Comment expliquer, dès lors, la justification des fondateurs de 1946 alors que les armoiries de la cité n’avaient pas de bleu et de blanc ? La réponse se trouve très probablement dans l’ombre d’une des plus puissantes dynasties d’Autriche : la famille von Paar. Originaire d’Italie (sous le nom de Pari), cette lignée noble s’établit dans les territoires autrichiens au XVIème siècle et s’éleva rapidement au rang de comtes, puis de princes du Saint-Empire. L’immense fortune et l’influence politique des Paar reposaient sur un monopole stratégique : la gestion des postes impériales. Nommés General-Erbpostmeister (Maîtres généraux héréditaires des postes), ils contrôlaient pendant des générations les communications de la monarchie des Habsbourg.

Mais, avant d’obtenir cette immense fortune, la famille von Paar (Johann Baptist von Paar en l’espèce) s’établit à Hartberg et acquit le Château (Schloss Hartberg) en 1571. Même si, avec leur montée en puissance, la famille se déplaça dans son palais viennois et délaissa leur résidence d’Hartberg, les Paar régnèrent sur ce domaine et marquèrent la vie locale pendant plus de quatre siècles, ne revendant le château à la ville qu’en 1981. En raison de cette omniprésence séculaire, les symboles de la famille Paar s’essaimèrent sur les monuments de la ville. On retrouve notamment leurs marques sur la célèbre colonne de Marie (Mariensäule), érigée au cœur de la cité dans les années 1670. Alors, à quoi ressemblait le blason de la famille ? Divisé en 4 quarts, deux comportaient l’aigle noir sur fond jaune (qui donna les armoires de la ville) et les deux autres comportaient des rayures bleues et ors. Elles résultaient des unions de la famille von Paar avec d’autres maisons car le blason initiale des Paar n’intégraient que les fameuses rayures bleues et ors ou bleues et argents. Il arrivait souvent que ces couleurs s’échangeaient au fil des reproductions.

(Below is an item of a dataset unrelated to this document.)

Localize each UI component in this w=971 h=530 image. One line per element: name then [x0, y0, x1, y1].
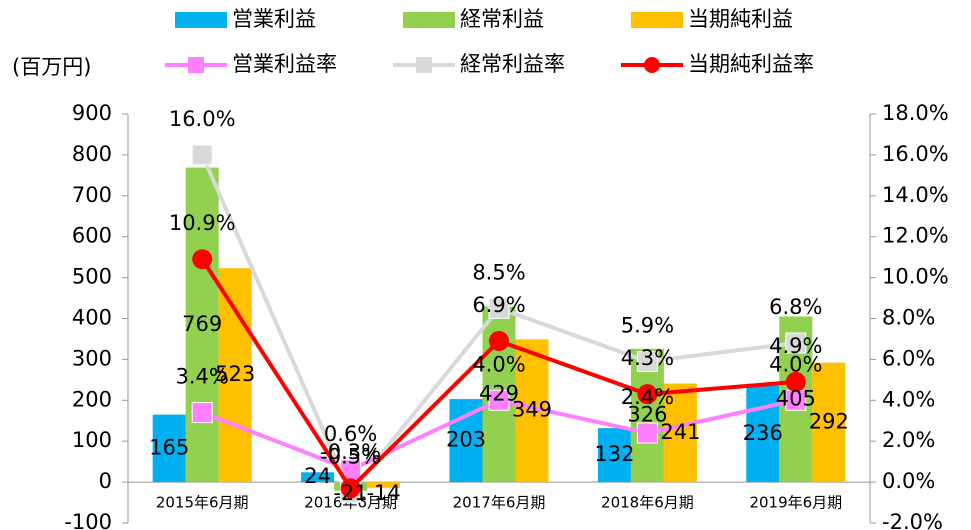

Ainsi, en 1946, dans une Autriche en pleine reconstruction et où la ville d’Hartberg restait meurtrie des atrocités nazis, les fondateurs du TSV Hartberg voulaient créer un club apolitique avec un ancrage local fort. Face à la profusion de blasons et de symboles de la famille von Paar dans la ville, ils en reprirent les couleurs. Toutefois, je prendrai comme hypothèse que le symbole de l’Aigle devait certainement trop rappeler les heures sombres récentes du pays et les fondateurs préférèrent retenir les rayures.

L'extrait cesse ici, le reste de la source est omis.